ルイ・フェルディナントは1944年8月25日、ルイ・フェルディナント(1世)とその妻であったロシア大公女キーラ・キリロヴナ(1909年 - 1967年、ニコライ2世の従弟キリル大公の娘)の間に第五子としてブランデンブルク州のGolzowで生まれた。二人の兄がともに帝位継承権を放棄して貴賎結婚したため、ルイ・フェルディナントはプロイセン王家家長の法定推定相続人となった。

1967年からルイ・フェルディナントはドイツ連邦軍Bundeswehr)に入隊して予備役将校となるための訓練を受け、1972年からは加えて銀行業も学び始めた。しかし1977年、戦車の訓練中の事故で重傷を負い、7月11日ブレーメンで死去した。32歳だった。葬儀にはヴィクトリア・ルイーゼ・フォン・プロイセン(ヴィルヘルム2世の長女)、オットー・フォン・ハプスブルクハプスブルク家家長)、ウラジーミル・キリロヴィチ・ロマノフ(母方の叔父、ロマノフ家家長を僭称)らの旧王族や、ヨーロッパ各国の貴族が参列した。
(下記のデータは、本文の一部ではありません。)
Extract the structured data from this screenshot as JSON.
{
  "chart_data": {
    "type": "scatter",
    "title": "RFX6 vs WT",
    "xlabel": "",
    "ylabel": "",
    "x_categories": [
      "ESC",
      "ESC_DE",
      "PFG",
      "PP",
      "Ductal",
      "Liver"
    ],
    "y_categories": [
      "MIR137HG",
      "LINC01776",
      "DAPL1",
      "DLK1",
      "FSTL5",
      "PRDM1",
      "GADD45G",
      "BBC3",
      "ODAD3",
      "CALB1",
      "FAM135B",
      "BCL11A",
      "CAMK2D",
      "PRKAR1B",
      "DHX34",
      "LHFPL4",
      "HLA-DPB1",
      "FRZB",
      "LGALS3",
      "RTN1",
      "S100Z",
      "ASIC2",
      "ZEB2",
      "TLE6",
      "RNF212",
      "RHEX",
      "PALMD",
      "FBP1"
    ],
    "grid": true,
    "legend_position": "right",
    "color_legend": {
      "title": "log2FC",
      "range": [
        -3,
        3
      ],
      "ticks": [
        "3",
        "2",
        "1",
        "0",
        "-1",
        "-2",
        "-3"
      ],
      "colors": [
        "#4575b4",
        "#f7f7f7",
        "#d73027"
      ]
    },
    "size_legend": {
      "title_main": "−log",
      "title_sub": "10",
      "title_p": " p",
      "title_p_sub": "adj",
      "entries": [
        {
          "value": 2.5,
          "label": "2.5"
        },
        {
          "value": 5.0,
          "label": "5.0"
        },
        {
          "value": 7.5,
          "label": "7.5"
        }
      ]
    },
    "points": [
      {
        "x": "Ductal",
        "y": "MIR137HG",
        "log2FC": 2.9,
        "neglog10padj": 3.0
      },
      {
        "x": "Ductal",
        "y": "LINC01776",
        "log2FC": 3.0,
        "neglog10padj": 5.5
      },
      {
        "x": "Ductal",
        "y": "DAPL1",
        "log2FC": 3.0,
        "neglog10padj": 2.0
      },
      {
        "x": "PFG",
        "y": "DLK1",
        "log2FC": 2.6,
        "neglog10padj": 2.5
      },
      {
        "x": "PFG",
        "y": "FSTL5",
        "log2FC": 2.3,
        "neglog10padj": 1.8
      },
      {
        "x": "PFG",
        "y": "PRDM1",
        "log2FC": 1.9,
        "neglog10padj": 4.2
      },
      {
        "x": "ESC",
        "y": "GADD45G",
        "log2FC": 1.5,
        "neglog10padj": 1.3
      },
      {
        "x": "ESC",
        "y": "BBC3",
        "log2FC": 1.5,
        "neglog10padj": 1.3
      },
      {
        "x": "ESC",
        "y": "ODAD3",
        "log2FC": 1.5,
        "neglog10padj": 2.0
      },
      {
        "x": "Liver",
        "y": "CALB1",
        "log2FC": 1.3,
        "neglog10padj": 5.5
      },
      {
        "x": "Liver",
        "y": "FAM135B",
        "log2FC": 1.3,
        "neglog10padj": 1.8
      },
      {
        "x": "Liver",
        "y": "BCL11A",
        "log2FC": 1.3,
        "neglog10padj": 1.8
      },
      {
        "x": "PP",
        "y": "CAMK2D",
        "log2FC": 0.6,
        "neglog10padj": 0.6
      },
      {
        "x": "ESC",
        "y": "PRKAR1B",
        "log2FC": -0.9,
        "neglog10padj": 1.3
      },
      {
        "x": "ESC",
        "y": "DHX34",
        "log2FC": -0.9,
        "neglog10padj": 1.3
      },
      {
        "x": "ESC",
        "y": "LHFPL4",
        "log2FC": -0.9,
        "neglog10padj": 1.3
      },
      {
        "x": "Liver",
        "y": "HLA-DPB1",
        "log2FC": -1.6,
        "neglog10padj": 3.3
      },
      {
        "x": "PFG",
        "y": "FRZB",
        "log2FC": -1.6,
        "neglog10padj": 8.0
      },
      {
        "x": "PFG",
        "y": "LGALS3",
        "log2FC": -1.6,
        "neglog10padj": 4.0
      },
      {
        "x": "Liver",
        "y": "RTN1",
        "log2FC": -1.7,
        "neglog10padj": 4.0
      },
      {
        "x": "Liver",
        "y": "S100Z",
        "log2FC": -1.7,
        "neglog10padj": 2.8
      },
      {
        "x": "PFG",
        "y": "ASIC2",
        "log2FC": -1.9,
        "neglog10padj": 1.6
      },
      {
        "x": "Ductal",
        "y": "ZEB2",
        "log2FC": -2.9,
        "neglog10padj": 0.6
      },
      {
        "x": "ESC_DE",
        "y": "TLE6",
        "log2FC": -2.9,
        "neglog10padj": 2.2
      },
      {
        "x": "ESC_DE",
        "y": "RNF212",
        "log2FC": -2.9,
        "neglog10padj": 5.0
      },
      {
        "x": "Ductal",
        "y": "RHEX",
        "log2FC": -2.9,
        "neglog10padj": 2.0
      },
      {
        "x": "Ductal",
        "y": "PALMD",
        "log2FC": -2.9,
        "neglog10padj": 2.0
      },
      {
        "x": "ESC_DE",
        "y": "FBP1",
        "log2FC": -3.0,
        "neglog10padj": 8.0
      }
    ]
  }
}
1975年に結婚したドナータ・ツー・カステル=リューデンハウゼン伯爵令嬢(Donata Gräfin zu Castell-Rüdenhausen, 1950年 - )との間には一男一女が生まれており、長男のゲオルク・フリードリヒがプロイセン王家家長の法定推定相続人となった。